Sometimes when you have a hard day, you forget why you're going to work every day. But then I'll get a really nice Tweet saying, "Oh my God, that interview you did with Heath Ledger, it just changed my entire vision of who I thought he was." OK, that's why I do this, because it's not just about me. It's about everybody being able to enjoy this moment that I'm having with a celebrity.
How was that "Celebrity Apprentice" experience, as short-lived as it was? Did you have a good time?
It's reality TV, so it was a fun ride. I don't know that I took it super seriously, because I knew it was reality TV. But I took raising money for my charity, the Humane Society of the United States, very seriously. So I was bummed that I wasn't able to raise money for them. But other than that, it was cool hanging out with the celebrities. It was cool getting to be friends with them now.

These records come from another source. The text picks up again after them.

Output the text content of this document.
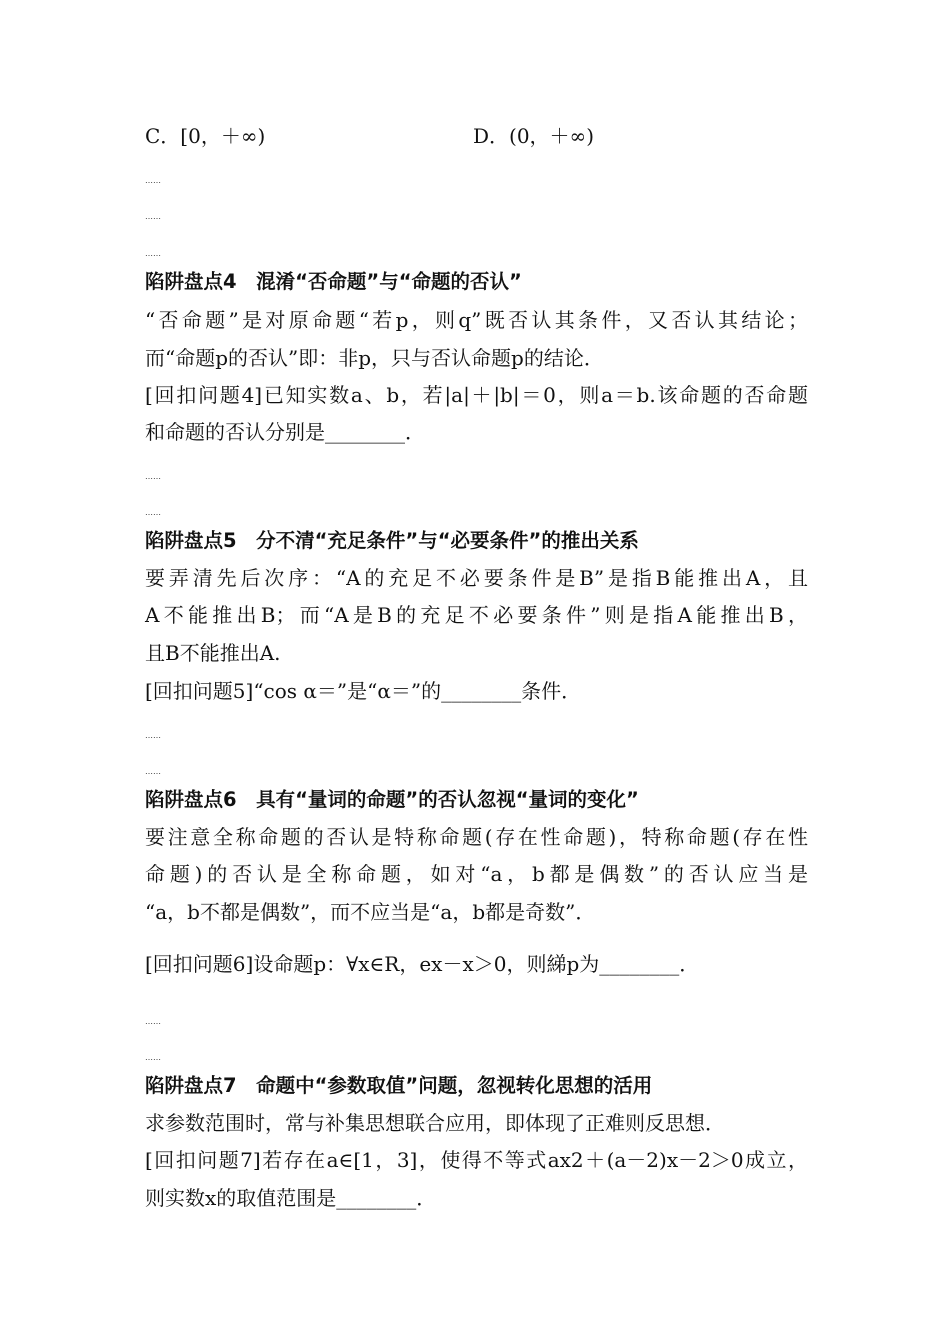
C．[0，＋∞)	D．(0，＋∞)
……
……
……
陷阱盘点4　混淆“否命题”与“命题的否认”
“否命题”是对原命题“若p，则q”既否认其条件，又否认其结论；
而“命题p的否认”即：非p，只与否认命题p的结论．
[回扣问题4]已知实数a、b，若|a|＋|b|＝0，则a＝b.该命题的否命题
和命题的否认分别是________．
……
……
陷阱盘点5　分不清“充足条件”与“必要条件”的推出关系
要弄清先后次序：“A的充足不必要条件是B”是指B能推出A，且
A不能推出B；而“A是B的充足不必要条件”则是指A能推出B，
且B不能推出A.
[回扣问题5]“cos α＝”是“α＝”的________条件．
……
……
陷阱盘点6　具有“量词的命题”的否认忽视“量词的变化”
要注意全称命题的否认是特称命题(存在性命题)，特称命题(存在性
命题)的否认是全称命题，如对“a，b都是偶数”的否认应当是
“a，b不都是偶数”，而不应当是“a，b都是奇数”．
[回扣问题6]设命题p：∀x∈R，ex－x＞0，则綈p为________．
……
……
陷阱盘点7　命题中“参数取值”问题，忽视转化思想的活用
求参数范围时，常与补集思想联合应用，即体现了正难则反思想．
[回扣问题7]若存在a∈[1，3]，使得不等式ax2＋(a－2)x－2＞0成立，
则实数x的取值范围是________．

It was cool being able to get to know Arnold Schwarzenegger. He invited the whole cast up to his house while we were shooting, and he was like, listen, "I have to fire one of you every week. I want to get to know you as people before I have to do this thing as a boss on a show." That was amazing. Who gets to do that?
Had you interviewed Arnold a number of times before doing the show?
I had interviewed him once or twice, not many times. He was always a cool dude, but he was the governor. So he was a bit media-treated with me, but he was always really fun.
What's on the next rung of the ladder for you? What are the things that are in immediate striking distance that you're hoping to do?
There's a couple of things on the burner, so you'll be hearing some announcements, I'm sure, soon, but right now I'm focused on the book. There's a couple of movies that are still not released, so those are coming out. Hopefully some big announcements, actually.
I would love to do late night. That's been my goal since the beginning. I think it's time that a woman is on late night TV. So perhaps you'll hear about that soon.
You've been vocal about that -- and you're not the only one who's been vocal about that. How close do you think we are to seeing this shift and not the same-old, same-old anymore?
That's a really good question. I'm not sure. I've been in the rooms with networks, and they haven't moved on it yet. In fact, the one time that they had the opportunity to move on was when Craig Ferguson left. I was on Craig's show when he announced that he was going to be moving on. He said to me, "You've done this before, you want to be in late night. Do you want to audition right here, right now?" I said, "Absolutely!" And he put me behind the desk and it was the first time that's ever happened.
What did CBS do? They turned around and hired another white dude. So it's disappointing. I feel like the world is ready. I feel like the networks maybe are still just living in the '70s and they haven't quite figured out that the rest of the world is ready for a female voice in that position. Maybe everybody just needs to keep telling them and we can change something.
We'll close out on a very serious subject: What's the swear word that you need to use more in your life?
Oh! There's one that I learned. It's a weird one, but it's "d*ck of the cat." And I plan on putting that into my regular rotation as quickly as I can. D*ck of the cat. It doesn't sound like a very big swear word, but it's pretty fabulous.